En tout état de cause il est essentiel de transmettre ses critiques, observations et réserves au juge contrôlant l’hospitalisation, devant vérifier la régularité de la procédure. Mais encore faut-il être attentif à la volonté du patient, qui peut lors de l’entretien nuancer ses réticences et exprimer son besoin de soutien médical.

Il devient toutefois impossible de questionner le patient lorsqu’il ne se présente pas. Que son absence résulte de sa décision (remarquons qu’il est ici suffisamment « conscient » pour refuser d’être présent à sa propre audience, mais pas suffisamment pour refuser des soins…). Il est de même impossible de le questionner sur les conditions de son séjour et sur ses besoins lorsque son absence imposée émane d’un ordre médical, ce qui est très souvent le cas en pratique.

Alors, comment le juge et l’avocat peuvent-ils vérifier efficacement le respect des droits du patient, sans même pouvoir le rencontrer, autrement qu’en s’en remettant à la décision du psychiatre ? Le législateur impose pourtant l’intervention du juge et de l’avocat en soutien du médecin, en raison de leur regard distinct (juridique et extérieur au milieu psychiatrique). En effet ne peuvent être exclues des erreurs humaines. Comme il doit être permis aux patients de s’exprimer auprès d’autres interlocuteurs. Enfin doit simplement pouvoir être exercé le rôle de défense du patient et limité autant que possible le « jugement sur dossier », sans rencontrer le principal concerné.

Précisant qu’en pratique ces décisions ne sont malheureusement que trop peu motivées, une dizaine de dossiers devant être traités en une courte matinée.

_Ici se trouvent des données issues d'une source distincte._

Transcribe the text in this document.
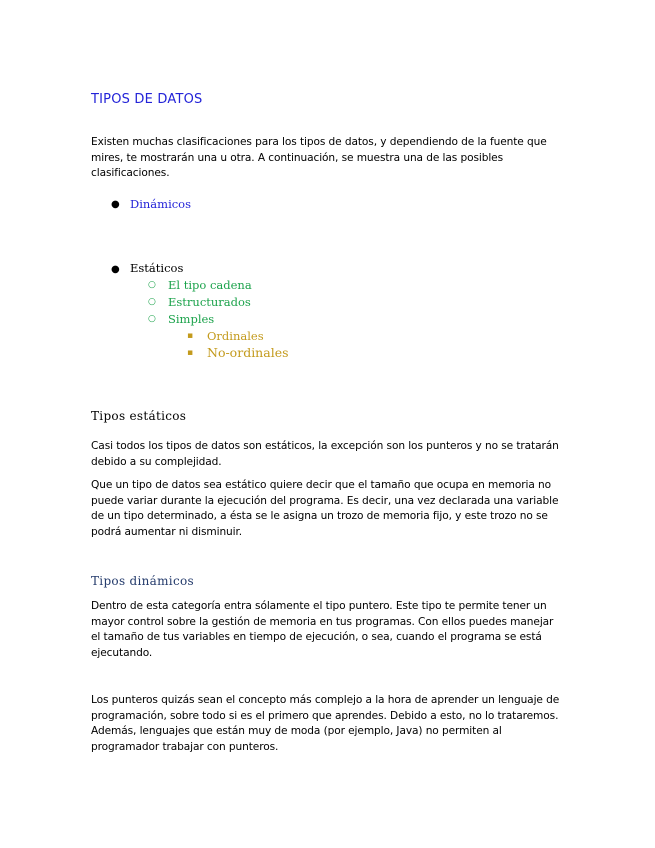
TIPOS DE DATOS
Existen muchas clasificaciones para los tipos de datos, y dependiendo de la fuente que mires, te mostrarán una u otra. A continuación, se muestra una de las posibles clasificaciones.
● Dinámicos
● Estáticos
○ El tipo cadena
○ Estructurados
○ Simples
▪ Ordinales
▪ No-ordinales
Tipos estáticos
Casi todos los tipos de datos son estáticos, la excepción son los punteros y no se tratarán debido a su complejidad.
Que un tipo de datos sea estático quiere decir que el tamaño que ocupa en memoria no puede variar durante la ejecución del programa. Es decir, una vez declarada una variable de un tipo determinado, a ésta se le asigna un trozo de memoria fijo, y este trozo no se podrá aumentar ni disminuir.
Tipos dinámicos
Dentro de esta categoría entra sólamente el tipo puntero. Este tipo te permite tener un mayor control sobre la gestión de memoria en tus programas. Con ellos puedes manejar el tamaño de tus variables en tiempo de ejecución, o sea, cuando el programa se está ejecutando.
Los punteros quizás sean el concepto más complejo a la hora de aprender un lenguaje de programación, sobre todo si es el primero que aprendes. Debido a esto, no lo trataremos. Además, lenguajes que están muy de moda (por ejemplo, Java) no permiten al programador trabajar con punteros.
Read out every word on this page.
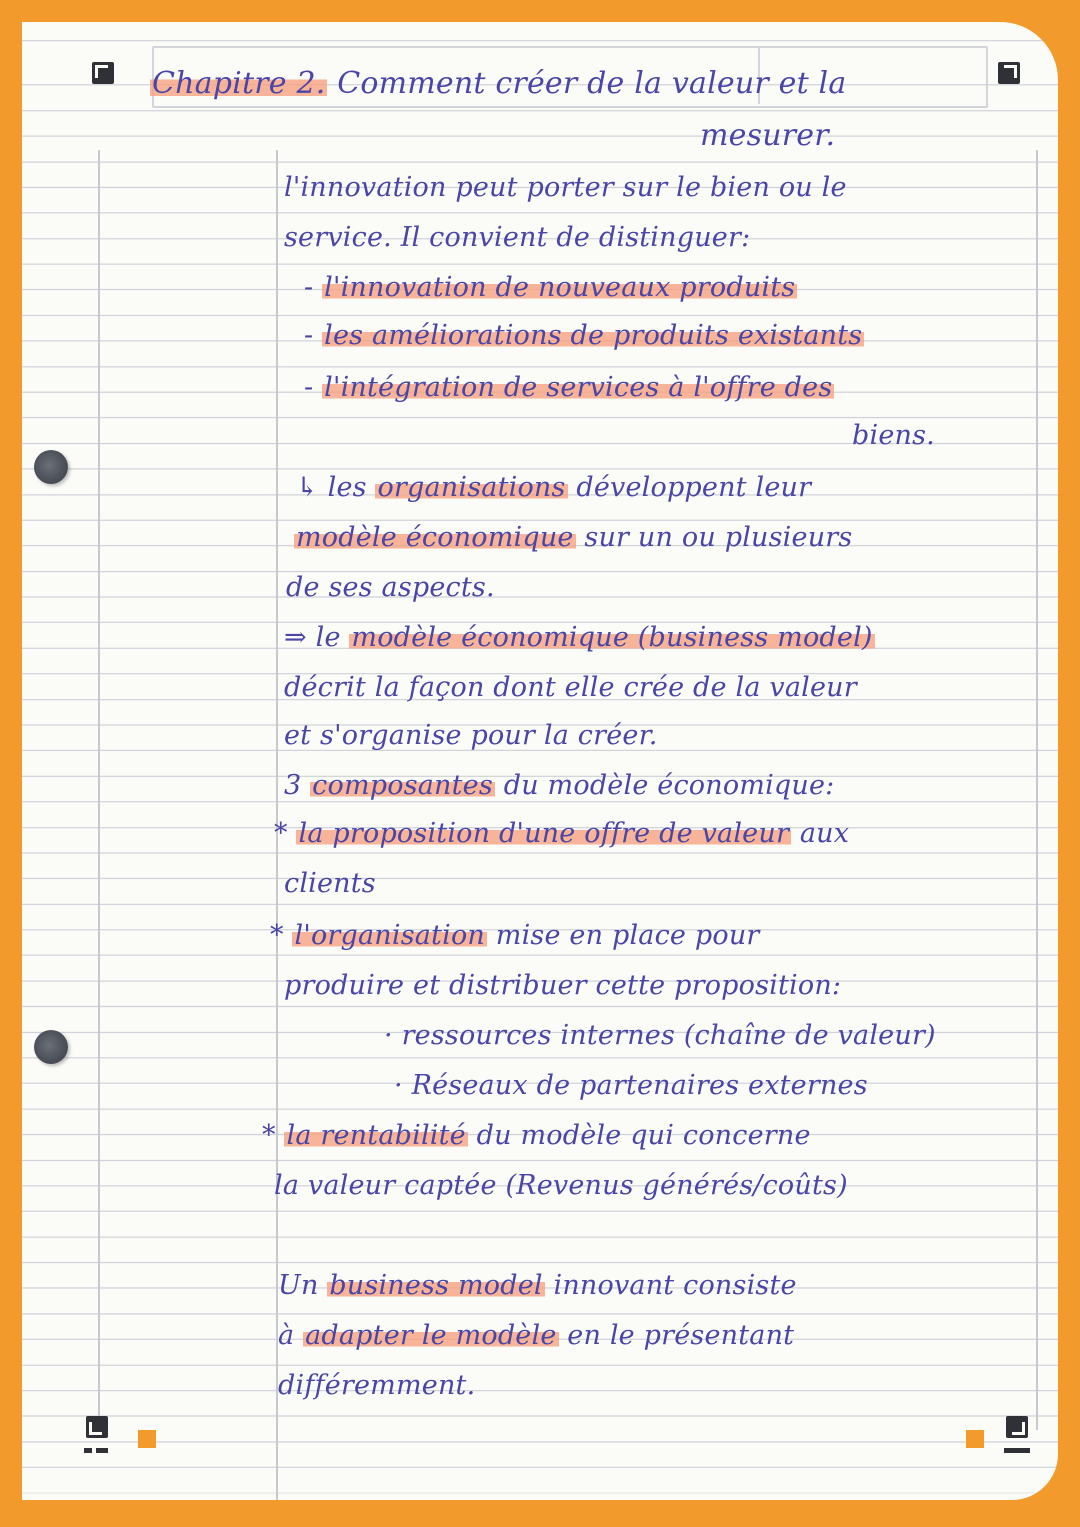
Chapitre 2. Comment créer de la valeur et la

mesurer.

l'innovation peut porter sur le bien ou le

service. Il convient de distinguer:

- l'innovation de nouveaux produits

- les améliorations de produits existants

- l'intégration de services à l'offre des

biens.

↳ les organisations développent leur

modèle économique sur un ou plusieurs

de ses aspects.

⇒ le modèle économique (business model)

décrit la façon dont elle crée de la valeur

et s'organise pour la créer.

3 composantes du modèle économique:

* la proposition d'une offre de valeur aux

clients

* l'organisation mise en place pour

produire et distribuer cette proposition:

· ressources internes (chaîne de valeur)

· Réseaux de partenaires externes

* la rentabilité du modèle qui concerne

la valeur captée (Revenus générés/coûts)

Un business model innovant consiste

à adapter le modèle en le présentant

différemment.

De même que les justifications des hospitalisations sont souvent des reprises des anciens certificats médicaux, ou ne prennent pas le soin de décrire concrètement les manifestations de la folie du patient (mais se contentent de formules médicales génériques…).

C’est pourquoi il est précisément du rôle de l’avocat de ne surtout pas cautionner de telles imprécisions et d’en alerter le juge, éventuellement avec mesure selon les cas. Le juge vérifiera alors en détail le dossier et sera attentif à la motivation de sa décision (qu’il libère le patient ou prolonge son hospitalisation).

Il en va d’ailleurs du fonctionnement du régime légal d’hospitalisation sous contrainte. Car sans ce regard, en l’absence de défense méticuleuse des violations graves des droits fondamentaux peuvent être commises. L’avocat ayant justement pour mission d’être attentif aux éventuelles irrégularités, avant que le juge puisse, en connaissance de cause, le suivre ou le pondérer.

Heureusement les étapes de la chaîne de contrôle et l’implication professionnelle des différents intervenants permettent dans une grande majorité des cas de garantir les droits des patients et de privilégier l’orientation vers des soins consentis.

Mais gageons de prudence en cette matière si délicate, où la qualité des motivations médicales et juridiques sont essentielles, comme l’humilité de l’ensemble des intervenants.